Trying to add a choice to what she has offered is a not so subtle form of rejecting her, or what she needs, or who she feels she is. It’s saying what she thinks she can do is not good enough, that you expect something more than she is willing or able to do. It may be saying her best is not good enough, or her limits are unacceptable.
Of course your intentions are not what I have said above. We want to add to the choices because we don’t like any of them. We don’t feel any of the choices give us what we want. The selfishness is not about not caring for her, but about caring for ourselves. Thing is, it’s rude to just add what you want to the list as if it not being there is an obvious oversight.

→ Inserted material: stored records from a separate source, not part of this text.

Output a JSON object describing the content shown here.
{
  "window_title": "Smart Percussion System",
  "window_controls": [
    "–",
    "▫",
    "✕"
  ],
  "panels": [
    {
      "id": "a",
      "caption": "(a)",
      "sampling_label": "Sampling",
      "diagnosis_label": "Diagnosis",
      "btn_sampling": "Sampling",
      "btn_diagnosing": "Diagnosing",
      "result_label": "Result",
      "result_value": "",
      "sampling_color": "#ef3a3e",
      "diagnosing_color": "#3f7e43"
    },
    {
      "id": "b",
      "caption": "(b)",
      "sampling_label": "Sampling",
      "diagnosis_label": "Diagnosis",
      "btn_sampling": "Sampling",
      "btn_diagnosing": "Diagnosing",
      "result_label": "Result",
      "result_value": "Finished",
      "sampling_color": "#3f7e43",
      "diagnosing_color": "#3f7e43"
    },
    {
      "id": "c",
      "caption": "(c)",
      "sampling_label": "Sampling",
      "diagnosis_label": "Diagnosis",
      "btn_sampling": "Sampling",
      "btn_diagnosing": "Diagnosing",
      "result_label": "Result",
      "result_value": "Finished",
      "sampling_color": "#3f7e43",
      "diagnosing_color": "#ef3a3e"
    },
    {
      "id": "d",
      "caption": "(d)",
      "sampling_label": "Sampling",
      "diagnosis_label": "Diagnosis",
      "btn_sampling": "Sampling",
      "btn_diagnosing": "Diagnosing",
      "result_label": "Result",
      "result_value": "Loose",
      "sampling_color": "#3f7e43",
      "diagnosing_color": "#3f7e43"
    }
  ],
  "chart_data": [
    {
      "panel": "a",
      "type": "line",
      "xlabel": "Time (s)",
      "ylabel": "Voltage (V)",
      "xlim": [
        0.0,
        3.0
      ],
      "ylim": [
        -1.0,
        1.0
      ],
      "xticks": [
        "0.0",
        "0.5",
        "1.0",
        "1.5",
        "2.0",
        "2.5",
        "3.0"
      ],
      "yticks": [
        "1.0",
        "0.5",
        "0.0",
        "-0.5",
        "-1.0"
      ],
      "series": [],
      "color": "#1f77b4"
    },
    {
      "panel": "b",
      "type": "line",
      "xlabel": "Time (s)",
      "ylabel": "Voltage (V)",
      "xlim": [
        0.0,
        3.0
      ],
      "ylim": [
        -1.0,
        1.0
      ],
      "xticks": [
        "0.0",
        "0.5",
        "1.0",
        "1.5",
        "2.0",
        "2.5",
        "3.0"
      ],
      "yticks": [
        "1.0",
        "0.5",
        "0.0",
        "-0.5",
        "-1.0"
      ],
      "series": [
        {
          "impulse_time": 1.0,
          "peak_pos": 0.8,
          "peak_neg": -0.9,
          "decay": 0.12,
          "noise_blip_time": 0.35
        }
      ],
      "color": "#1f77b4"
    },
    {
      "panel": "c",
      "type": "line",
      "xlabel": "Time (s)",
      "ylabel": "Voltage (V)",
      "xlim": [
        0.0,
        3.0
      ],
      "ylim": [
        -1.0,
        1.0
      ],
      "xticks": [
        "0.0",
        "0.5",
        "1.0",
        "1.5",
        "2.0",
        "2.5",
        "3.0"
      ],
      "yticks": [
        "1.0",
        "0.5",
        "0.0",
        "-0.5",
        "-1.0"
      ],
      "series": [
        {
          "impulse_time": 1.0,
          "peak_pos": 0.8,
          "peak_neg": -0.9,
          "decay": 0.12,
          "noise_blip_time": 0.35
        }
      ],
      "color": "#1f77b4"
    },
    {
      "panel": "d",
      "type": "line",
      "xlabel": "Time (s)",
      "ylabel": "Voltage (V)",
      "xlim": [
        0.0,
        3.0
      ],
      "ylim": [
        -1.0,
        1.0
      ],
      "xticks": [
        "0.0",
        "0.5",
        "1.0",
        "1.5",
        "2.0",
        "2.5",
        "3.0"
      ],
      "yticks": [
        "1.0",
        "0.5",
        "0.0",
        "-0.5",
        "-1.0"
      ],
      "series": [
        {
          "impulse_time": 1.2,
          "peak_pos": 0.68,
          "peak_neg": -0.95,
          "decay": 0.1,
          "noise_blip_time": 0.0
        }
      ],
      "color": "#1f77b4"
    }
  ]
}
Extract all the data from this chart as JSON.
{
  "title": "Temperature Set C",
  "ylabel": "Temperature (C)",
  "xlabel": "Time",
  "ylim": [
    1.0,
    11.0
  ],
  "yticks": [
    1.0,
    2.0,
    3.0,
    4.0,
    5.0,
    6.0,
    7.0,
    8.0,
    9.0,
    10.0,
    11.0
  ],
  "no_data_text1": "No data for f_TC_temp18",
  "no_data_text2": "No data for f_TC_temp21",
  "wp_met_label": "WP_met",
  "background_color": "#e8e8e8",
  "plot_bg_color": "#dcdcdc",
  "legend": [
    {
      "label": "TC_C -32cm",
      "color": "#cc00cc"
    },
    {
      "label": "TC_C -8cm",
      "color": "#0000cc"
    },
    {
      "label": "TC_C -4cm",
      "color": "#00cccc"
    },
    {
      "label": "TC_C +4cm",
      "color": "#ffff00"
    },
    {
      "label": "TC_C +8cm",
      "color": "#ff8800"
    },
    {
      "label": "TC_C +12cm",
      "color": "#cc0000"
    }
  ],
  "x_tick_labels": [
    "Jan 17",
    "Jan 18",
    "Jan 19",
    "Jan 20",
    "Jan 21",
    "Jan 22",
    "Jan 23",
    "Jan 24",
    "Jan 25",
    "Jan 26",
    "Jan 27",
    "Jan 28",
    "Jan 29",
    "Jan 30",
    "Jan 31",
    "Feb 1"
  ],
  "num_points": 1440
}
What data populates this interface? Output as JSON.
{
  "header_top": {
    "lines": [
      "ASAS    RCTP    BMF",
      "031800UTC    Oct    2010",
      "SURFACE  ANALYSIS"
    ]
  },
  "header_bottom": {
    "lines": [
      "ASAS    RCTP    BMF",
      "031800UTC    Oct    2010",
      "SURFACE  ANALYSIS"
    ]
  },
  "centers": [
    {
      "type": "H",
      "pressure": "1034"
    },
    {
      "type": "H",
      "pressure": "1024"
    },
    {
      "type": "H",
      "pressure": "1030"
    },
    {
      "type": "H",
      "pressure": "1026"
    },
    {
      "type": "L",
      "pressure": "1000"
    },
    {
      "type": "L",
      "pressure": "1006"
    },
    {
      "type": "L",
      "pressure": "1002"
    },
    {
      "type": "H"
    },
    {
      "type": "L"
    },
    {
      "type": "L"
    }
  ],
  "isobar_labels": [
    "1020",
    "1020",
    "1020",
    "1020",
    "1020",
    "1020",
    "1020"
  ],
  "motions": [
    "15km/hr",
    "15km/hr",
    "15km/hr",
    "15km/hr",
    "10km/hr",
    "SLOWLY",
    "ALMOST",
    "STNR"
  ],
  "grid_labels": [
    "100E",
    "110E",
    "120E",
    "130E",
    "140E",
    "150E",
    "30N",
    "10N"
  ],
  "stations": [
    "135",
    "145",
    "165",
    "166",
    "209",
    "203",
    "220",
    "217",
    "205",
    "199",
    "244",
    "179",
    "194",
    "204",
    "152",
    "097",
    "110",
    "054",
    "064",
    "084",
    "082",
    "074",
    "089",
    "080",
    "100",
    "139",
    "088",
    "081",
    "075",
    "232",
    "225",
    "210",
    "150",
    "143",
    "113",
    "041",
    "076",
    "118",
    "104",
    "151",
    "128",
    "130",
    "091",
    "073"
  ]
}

Maybe she really can’t give you anything more than the choices she offered. Maybe she would be stretching to do one or more of the choices she has offered.
So, when she says she can do A, B, or C, show her the respect of picking one of those unless doing so is a violation of the law, your morality, or something deep inside that really matters. If you really can’t live with any of the choices, you better have a very good reason why, and it better be more than your own selfishness or habits.
Am I saying just live with it, don’t ever tell her you want more than what she has offered? No, that is not my point. What matters here is how you go about it. Let her know what you want, and that you hope it can be a choice in the future. This validates her, and tells her you care about who she is, her struggles, and her limits. At the same time, you have told her what you want, but in a way that is not demanding or threatening.